Esta, entretanto, consiste em atribuir qualidade estética a um objeto. “Mas adornar é também vestir um objeto de etnicidade”, escrevem. Contudo, uma vez que a etnicidade se refere a cada povo em específico, é de se esperar que, no território de Mato Grosso do Sul, haja uma considerável diversidade étnica e artística dos povos indígenas. Historicamente negligenciadas pelo Estado, as etnias indígenas têm alcançado algum destaque na área cultural e artística regional nos últimos anos. Parte dessa visibilidade decorre das ações de pesquisadores e de lideranças indígenas que tem se esforçado no resgate e na preservação dos costumes, da tradição e das expressões desses povos. Exemplo desses avanços é a Lei Municipal da Consciência da Cultura Indígena, na capital, que prevê uma série de eventos nos sete dias que antecedem o dia 19 de abril. — Qual a avaliação do senhor sobre a instituição da Semana da Cultura Indígena na capital? —, questionei o professor Victor Mauro. — Os indígenas aqui de Mato Grosso Do Sul já têm o costume.
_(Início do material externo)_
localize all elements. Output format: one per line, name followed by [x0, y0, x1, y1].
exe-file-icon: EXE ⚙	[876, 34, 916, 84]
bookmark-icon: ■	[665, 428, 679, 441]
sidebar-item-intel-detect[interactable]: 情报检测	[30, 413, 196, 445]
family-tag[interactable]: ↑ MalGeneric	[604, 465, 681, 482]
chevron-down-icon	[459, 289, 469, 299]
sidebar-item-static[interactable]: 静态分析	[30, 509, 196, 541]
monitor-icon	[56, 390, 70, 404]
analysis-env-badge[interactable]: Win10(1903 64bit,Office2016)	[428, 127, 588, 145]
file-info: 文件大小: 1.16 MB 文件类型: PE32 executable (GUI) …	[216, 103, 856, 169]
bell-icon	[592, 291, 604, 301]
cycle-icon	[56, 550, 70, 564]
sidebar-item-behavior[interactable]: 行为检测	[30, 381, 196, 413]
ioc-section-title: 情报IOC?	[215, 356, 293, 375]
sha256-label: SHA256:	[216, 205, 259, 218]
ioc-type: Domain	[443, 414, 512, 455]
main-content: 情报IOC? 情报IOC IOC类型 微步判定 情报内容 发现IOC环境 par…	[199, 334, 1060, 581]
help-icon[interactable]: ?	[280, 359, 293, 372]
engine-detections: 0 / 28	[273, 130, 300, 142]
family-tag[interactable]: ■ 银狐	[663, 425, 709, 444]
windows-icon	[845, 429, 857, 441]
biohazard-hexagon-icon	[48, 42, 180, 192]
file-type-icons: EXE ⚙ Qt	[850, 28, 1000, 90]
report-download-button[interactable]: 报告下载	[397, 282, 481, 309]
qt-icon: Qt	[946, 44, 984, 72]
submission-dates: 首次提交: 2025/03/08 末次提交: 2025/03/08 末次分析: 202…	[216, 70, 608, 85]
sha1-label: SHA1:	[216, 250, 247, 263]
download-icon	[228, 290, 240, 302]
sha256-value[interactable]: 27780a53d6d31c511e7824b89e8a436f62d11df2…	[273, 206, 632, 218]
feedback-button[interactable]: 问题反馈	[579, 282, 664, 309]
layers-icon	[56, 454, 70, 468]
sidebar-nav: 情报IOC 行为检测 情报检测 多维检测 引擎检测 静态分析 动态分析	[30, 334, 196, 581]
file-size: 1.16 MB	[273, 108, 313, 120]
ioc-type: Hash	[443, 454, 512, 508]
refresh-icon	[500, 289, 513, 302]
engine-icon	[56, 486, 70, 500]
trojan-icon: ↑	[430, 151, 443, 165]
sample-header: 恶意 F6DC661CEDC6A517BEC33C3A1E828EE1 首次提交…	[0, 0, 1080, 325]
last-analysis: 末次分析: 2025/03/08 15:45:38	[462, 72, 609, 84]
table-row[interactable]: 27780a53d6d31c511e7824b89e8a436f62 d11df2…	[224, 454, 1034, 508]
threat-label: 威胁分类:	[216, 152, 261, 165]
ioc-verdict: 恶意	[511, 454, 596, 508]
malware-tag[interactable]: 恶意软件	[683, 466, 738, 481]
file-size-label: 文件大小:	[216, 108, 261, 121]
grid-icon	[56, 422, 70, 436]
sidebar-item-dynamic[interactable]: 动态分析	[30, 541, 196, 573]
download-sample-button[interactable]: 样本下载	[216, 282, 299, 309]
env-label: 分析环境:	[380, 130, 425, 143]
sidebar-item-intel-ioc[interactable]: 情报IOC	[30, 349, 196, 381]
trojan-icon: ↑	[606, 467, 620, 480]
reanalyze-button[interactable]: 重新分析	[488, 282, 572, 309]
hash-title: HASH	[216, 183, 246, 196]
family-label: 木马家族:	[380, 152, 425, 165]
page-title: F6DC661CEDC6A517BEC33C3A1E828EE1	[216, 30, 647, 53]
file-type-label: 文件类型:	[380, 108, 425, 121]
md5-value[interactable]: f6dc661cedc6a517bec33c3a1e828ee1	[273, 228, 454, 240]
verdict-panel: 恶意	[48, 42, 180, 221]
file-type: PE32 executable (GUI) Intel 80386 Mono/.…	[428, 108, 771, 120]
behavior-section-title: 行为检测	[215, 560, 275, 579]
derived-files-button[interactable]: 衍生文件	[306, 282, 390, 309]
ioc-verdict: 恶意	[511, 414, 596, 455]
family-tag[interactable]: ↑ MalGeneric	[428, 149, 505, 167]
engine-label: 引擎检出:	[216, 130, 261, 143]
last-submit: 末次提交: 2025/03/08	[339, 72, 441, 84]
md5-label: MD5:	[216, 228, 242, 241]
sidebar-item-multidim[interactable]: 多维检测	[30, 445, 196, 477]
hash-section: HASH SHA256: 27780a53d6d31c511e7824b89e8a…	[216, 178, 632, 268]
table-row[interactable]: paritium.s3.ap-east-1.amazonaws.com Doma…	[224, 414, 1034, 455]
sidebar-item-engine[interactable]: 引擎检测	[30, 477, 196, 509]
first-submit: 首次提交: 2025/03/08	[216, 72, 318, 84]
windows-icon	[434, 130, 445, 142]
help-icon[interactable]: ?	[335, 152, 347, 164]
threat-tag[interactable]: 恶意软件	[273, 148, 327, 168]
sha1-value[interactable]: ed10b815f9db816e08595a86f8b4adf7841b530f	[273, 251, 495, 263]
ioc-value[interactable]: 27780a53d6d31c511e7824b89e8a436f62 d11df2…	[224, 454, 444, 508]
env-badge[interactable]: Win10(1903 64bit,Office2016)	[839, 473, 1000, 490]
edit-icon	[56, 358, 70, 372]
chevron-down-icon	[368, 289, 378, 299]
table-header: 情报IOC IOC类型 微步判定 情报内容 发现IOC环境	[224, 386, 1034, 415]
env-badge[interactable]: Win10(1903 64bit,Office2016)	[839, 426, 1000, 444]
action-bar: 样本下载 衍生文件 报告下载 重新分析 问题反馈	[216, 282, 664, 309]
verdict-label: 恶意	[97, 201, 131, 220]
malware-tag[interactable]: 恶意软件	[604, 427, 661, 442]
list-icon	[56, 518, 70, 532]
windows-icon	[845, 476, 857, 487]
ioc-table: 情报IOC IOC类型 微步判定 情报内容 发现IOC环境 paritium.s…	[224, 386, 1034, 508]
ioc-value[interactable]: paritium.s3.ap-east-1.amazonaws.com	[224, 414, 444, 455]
No dia 19 de abril, todo ano fazem ações comemorativas nas aldeias, festejos, exibições artísticas de canto, de dança. Muitas vezes eles se apresentam nas escolas estaduais e municipais. Então vejo, assim, uma grande importância no fato de o poder público municipal querer dar relevância à temática indígena. Sobretudo, no mês de abril, na semana que antecede o dia do índio. —, concluiu. Em sua dissertação de mestrado, Cerâmica Kadiwéu - Processos, transformações, traduções: uma leitura do percurso da cerâmica Kadiwéu do século XIX ao XXI, a mestre em artes plásticas pela USP, Vânia Perrotti Pires Graziato, explica que qualquer produção indígena é permeada de sentidos que transcendem o utilitarismo dos objetos. “Os motivos e significados semânticos impressos em um pote de cerâmica, um cesto, um utensílio de madeira ou em um instrumento musical, conferem a estes a identidade visual que os diferencia dos demais grupos”. Segundo Vânia Graziato, as sociedades indígenas brasileiras fizeram uso da abundante variedade de vegetais da flora nacional, como madeiras, cipós, fibras, palhas, resinas, sementes, nozes além de pedras, ossos, dentes de animais, conchas penas e argilas tomadas como matéria-prima para a construção de canoas, casas e artefatos revelando um apuro na técnica de manipulação desses materiais.

Já em A Arte Indígena em Mato Grosso do Sul, Brasil, os pesquisadores e antropólogos Rodrigo Luís Simas de Aguiar Levi Marques Pereira analisam aspectos artísticos entre os Kadiwéus, Kinikinaus e Terenas de Mato Grosso do Sul. Segundo os antropólogos, embora não se conheça a origem do desdobramento, há nos Kadiwéus e nos Guaranis traços de continuidade e de ruptura que fazem deles povos diversos. Originários de uma mesma raiz como remanescentes dos Guaicurus chaquenhos, agregam o espírito guerreiro que a História lhes atribui. Para Rodrigo Aguiar e Levi Pereira, há uma combinação de elementos estéticos guarani e kaiowá que constituem formas hibridas de artesanato nessa nação.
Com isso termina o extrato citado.